Home » Blog » Paraense com síndrome de down é aprovada no vestibular em Belém


O Pará está orgulhoso. A estudante Marina Gutierrez Nunes Viana, de 17 anos, foi aprovada no vestibular da Faculdade Ideal (Faci), para cursar Gestão de Recursos Humanos. Ela é a primeira pessoa com síndrome de down a passar no vestibular no Estado.

A conquista emociona a todos, principalmente os familiares da estudante, mas não foi exatamente uma surpresa, pelo menos para Fábio Viana, que acompanhou bem de perto todo o esforço e a dedicação da irmã. Marina coleciona medalhas de Honra ao Mérito que recebeu no período escolar, pelo seu alto desempenho nos estudos.

Marina teve uma infância com problemas de saúde, devido à síndrome, e aos 3 meses foi estimulada através do método doman, de um médico pesquisador americano chamado Gleen Doman, método este utilizado em parte por algumas clínicas e apaes, mas que no Brasil é utilizada pela clínica Nossa Senhora da Glória, no Rio de Janeiro. Este método também é chamado de Reorganização Neurológica. Conforme orientação profissional, toda a estimulação de Marina era feita em casa mesmo, pelas pessoas que compunham o ambiente familiar. Os pais se dedicaram imensamente para que o desenvolvimento de Marina fosse o máximo possível.

A caloura começou a estudar em escola regular, no Colégio Adventista, em Belém, e entre seis e sete anos de idade já estava alfabetizada, desenvolvendo um verdadeiro fascínio pela leitura. Acordava cedo, já com um livro na mão, chegando ao ponto de a família ter de “esconder” momentaneamente os livros, para que Marina se dedicasse a outras atividades durante o dia.

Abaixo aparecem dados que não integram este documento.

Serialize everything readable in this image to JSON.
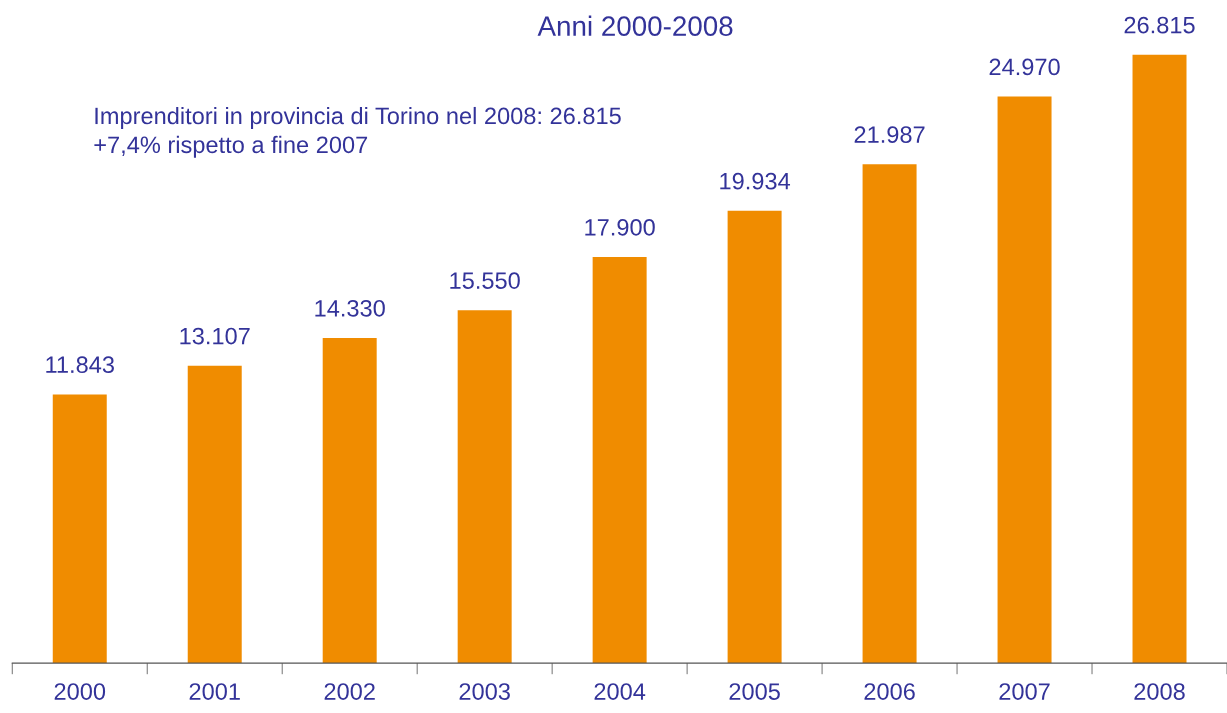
{
  "chart_data": {
    "type": "bar",
    "title": "Anni 2000-2008",
    "categories": [
      "2000",
      "2001",
      "2002",
      "2003",
      "2004",
      "2005",
      "2006",
      "2007",
      "2008"
    ],
    "values": [
      11843,
      13107,
      14330,
      15550,
      17900,
      19934,
      21987,
      24970,
      26815
    ],
    "value_labels": [
      "11.843",
      "13.107",
      "14.330",
      "15.550",
      "17.900",
      "19.934",
      "21.987",
      "24.970",
      "26.815"
    ],
    "color": "#f08c00",
    "tick_labels": "x",
    "grid": false,
    "annotations": [
      "Imprenditori in provincia di Torino nel 2008: 26.815\n+7,4% rispetto a fine 2007"
    ]
  }
}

Sua paixão por leitura a levou a conquistar diploma de leitura, entregue aos alunos que liam a maior quantidade de livros. E assim Marina chegou ao 3º ano do Ensino Médio, o que lhe exigiu muita disciplina, pois tinha de dormir cedo e estudar nos dois horários, contando apenas com um pequeno intervalo para o almoço. Como muitos jovens que se preparam para o Vestibular, Marina também faz Kumon e o Método Supera, além de contar, em casa, com a parceria de sua mãe e de sua professora Janaína Torres na rotina domiciliar de estudos.

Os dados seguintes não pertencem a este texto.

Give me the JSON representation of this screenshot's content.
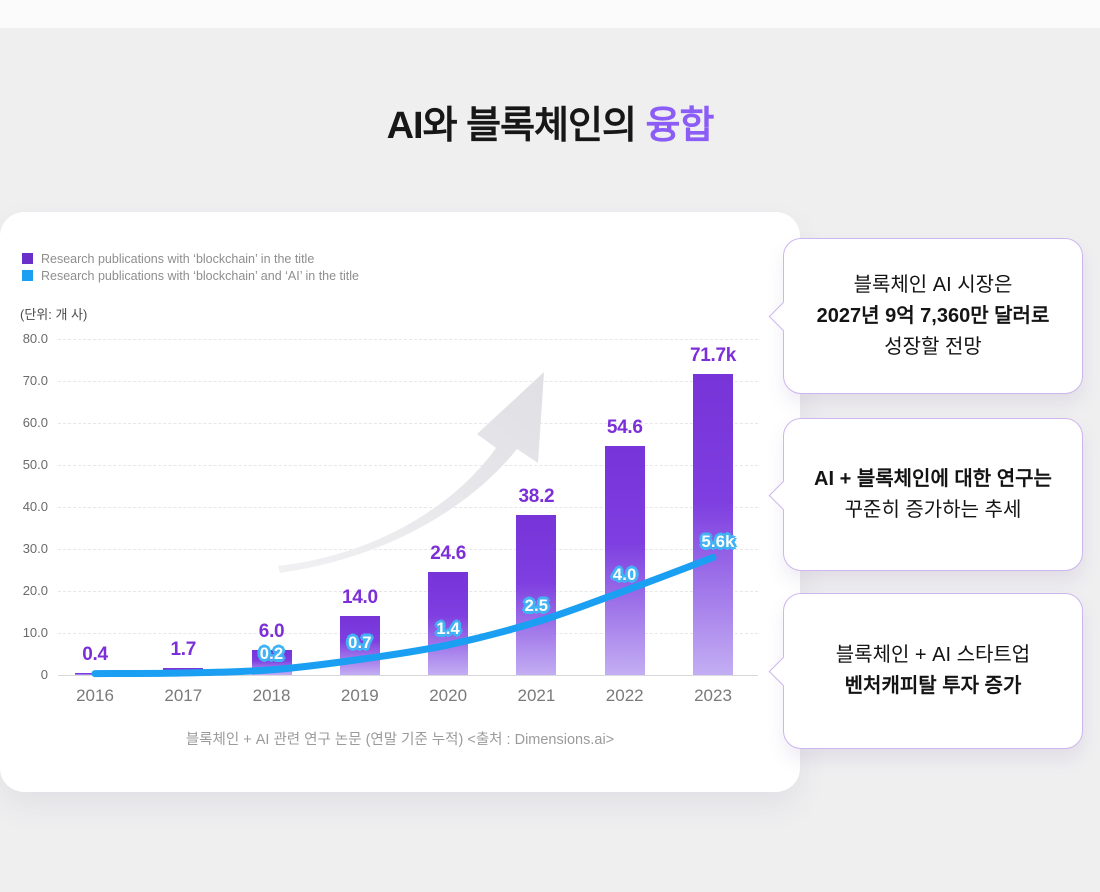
{
  "page": {
    "title_prefix": "AI와 블록체인의 ",
    "title_accent": "융합"
  },
  "colors": {
    "accent_purple": "#8B5CF6",
    "bar_purple": "#7C2FD8",
    "line_blue": "#1A9FF2",
    "legend_purple": "#6B2FC9",
    "background": "#EFEFF0"
  },
  "chart_data": {
    "type": "bar+line",
    "unit_label": "(단위: 개 사)",
    "categories": [
      "2016",
      "2017",
      "2018",
      "2019",
      "2020",
      "2021",
      "2022",
      "2023"
    ],
    "series": [
      {
        "name": "Research publications with ‘blockchain’ in the title",
        "type": "bar",
        "color": "#6B2FC9",
        "values": [
          0.4,
          1.7,
          6.0,
          14.0,
          24.6,
          38.2,
          54.6,
          71.7
        ],
        "labels": [
          "0.4",
          "1.7",
          "6.0",
          "14.0",
          "24.6",
          "38.2",
          "54.6",
          "71.7k"
        ]
      },
      {
        "name": "Research publications with ‘blockchain’ and ‘AI’ in the title",
        "type": "line",
        "color": "#1A9FF2",
        "values": [
          0.02,
          0.05,
          0.2,
          0.7,
          1.4,
          2.5,
          4.0,
          5.6
        ],
        "labels": [
          null,
          null,
          "0.2",
          "0.7",
          "1.4",
          "2.5",
          "4.0",
          "5.6k"
        ]
      }
    ],
    "y_ticks": [
      "80.0",
      "70.0",
      "60.0",
      "50.0",
      "40.0",
      "30.0",
      "20.0",
      "10.0",
      "0"
    ],
    "ylim": [
      0,
      80
    ],
    "grid": "dashed horizontal",
    "legend_position": "top-left",
    "caption": "블록체인 + AI 관련 연구 논문 (연말 기준 누적) <출처 : Dimensions.ai>"
  },
  "callouts": [
    {
      "lines": [
        {
          "text": "블록체인 AI 시장은",
          "bold": false
        },
        {
          "text": "2027년 9억 7,360만 달러로",
          "bold": true
        },
        {
          "text": "성장할 전망",
          "bold": false
        }
      ]
    },
    {
      "lines": [
        {
          "text": "AI + 블록체인에 대한 연구는",
          "bold": true
        },
        {
          "text": "꾸준히 증가하는 추세",
          "bold": false
        }
      ]
    },
    {
      "lines": [
        {
          "text": "블록체인 + AI 스타트업",
          "bold": false
        },
        {
          "text": "벤처캐피탈 투자 증가",
          "bold": true
        }
      ]
    }
  ]
}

No ranking nacional, Marina é a 34ª pessoa a passar em uma faculdade, o que comprova que vale a pena investir na educação regular de alunos com Síndrome de Down. Em 16 de outubro deste ano, Marina fez a mesma prova que todos os candidatos integralmente e obteve aprovação. Parabéns à universitária Marina e a toda a família!